Part 1 of 2; here’s where I talk about a premise; in part 2 I pester you for help and involvement
Q: what's faster than doing {anything}?A: not doing it
I spend a lot of time playing with raw data, whether it is serialization protocols (protobuf-net), materialization (dapper) or network api protocols (redis, web-sockets, etc). I don't claim to be the world's gift to binary, but I like to think I can "hold my own" in this area. And one thing that I've learned over and over again is: at the application level, sure: do what you want - you're not going to upset the runtime / etc - but at the library level (in these areas, and others) you often need to do quite a bit of work to minimize CPU and memory (allocation / collection) overhead.
In the real world, we have competing needs. We want to process large amounts of data, but we don't want to pay the price. What to do?
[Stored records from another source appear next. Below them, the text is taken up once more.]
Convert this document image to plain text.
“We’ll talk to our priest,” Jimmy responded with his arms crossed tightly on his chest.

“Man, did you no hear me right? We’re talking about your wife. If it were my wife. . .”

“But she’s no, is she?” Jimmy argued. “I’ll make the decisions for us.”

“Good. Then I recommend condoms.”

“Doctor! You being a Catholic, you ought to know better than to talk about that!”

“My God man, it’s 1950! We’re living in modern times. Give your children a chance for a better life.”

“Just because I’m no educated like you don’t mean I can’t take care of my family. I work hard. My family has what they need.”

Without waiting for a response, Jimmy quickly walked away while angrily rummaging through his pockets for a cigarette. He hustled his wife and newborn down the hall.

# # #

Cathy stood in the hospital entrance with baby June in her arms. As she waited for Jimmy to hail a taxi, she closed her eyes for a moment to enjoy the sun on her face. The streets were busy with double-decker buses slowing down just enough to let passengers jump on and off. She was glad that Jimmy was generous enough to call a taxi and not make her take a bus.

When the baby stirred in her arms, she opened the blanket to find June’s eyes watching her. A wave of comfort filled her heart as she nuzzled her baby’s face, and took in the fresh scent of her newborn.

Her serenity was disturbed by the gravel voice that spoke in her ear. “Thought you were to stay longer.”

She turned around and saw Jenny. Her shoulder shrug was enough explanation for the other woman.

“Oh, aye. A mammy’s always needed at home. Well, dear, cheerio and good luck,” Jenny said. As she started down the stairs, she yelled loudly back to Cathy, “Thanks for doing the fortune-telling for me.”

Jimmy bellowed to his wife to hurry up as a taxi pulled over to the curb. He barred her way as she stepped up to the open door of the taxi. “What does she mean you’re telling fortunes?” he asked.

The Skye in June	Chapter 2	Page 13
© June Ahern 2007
Get me a bowl of Cap’n Proto…
A little while ago I became aware of Cap'n Proto. You might suspect from the name that it is tangentially related to Protocol Buffers (protobuf), and you would be right: it it the brain-child of Kenton Varda, one of the main originators of protobuf. So at this point you're probably thinking "another serialization protocol? boooring", but stick with me - it gets more interesting! And not just because it describes itself as a “cerealization protocol” (badum tish?). Rather than simply describing a serialization format, Cap'n Proto instead describes a general way of mapping structured data to raw memory. And here's the fun bit: in a way that is also suitable for live objects.Compare and contrast:
- load (or stream) the source data through memory, applying complex formatting rules, constructing a tree (or graph) of managed objects, before handing the root object back to the caller
- load the source data into memory, and... that's it
So how does that work?
Basically, it describes a “message” of data as a series of one or more “segments” (which can be of different sizes), with the objects densely packed inside a segment. Each object is split into a number of “data words” (this is where your ints, bools, floats, etc, get stored), and a number of “pointers”, where “pointer” here just means a few bits to describe the nature of the data, and either a relative offset to another chunk in the same segment, or an absolute offset into a different segment. Visually:We can then make an object model that sits on top of that, where each object just has a reference to the segment, an absolute offset to the first word of our data, and a few bits to describe the shape, and we’re done. This format works both on disk and for live interactive objects, so the disk format is exactly the in-memory format. Zero processing. Note that there’s a lot of up-front processing that defines how an object with 2 bools, an int, a float, a string, and another bool (that was added in a later revision of your schema) should be laid out in the data words, but ultimately that is a solved problem.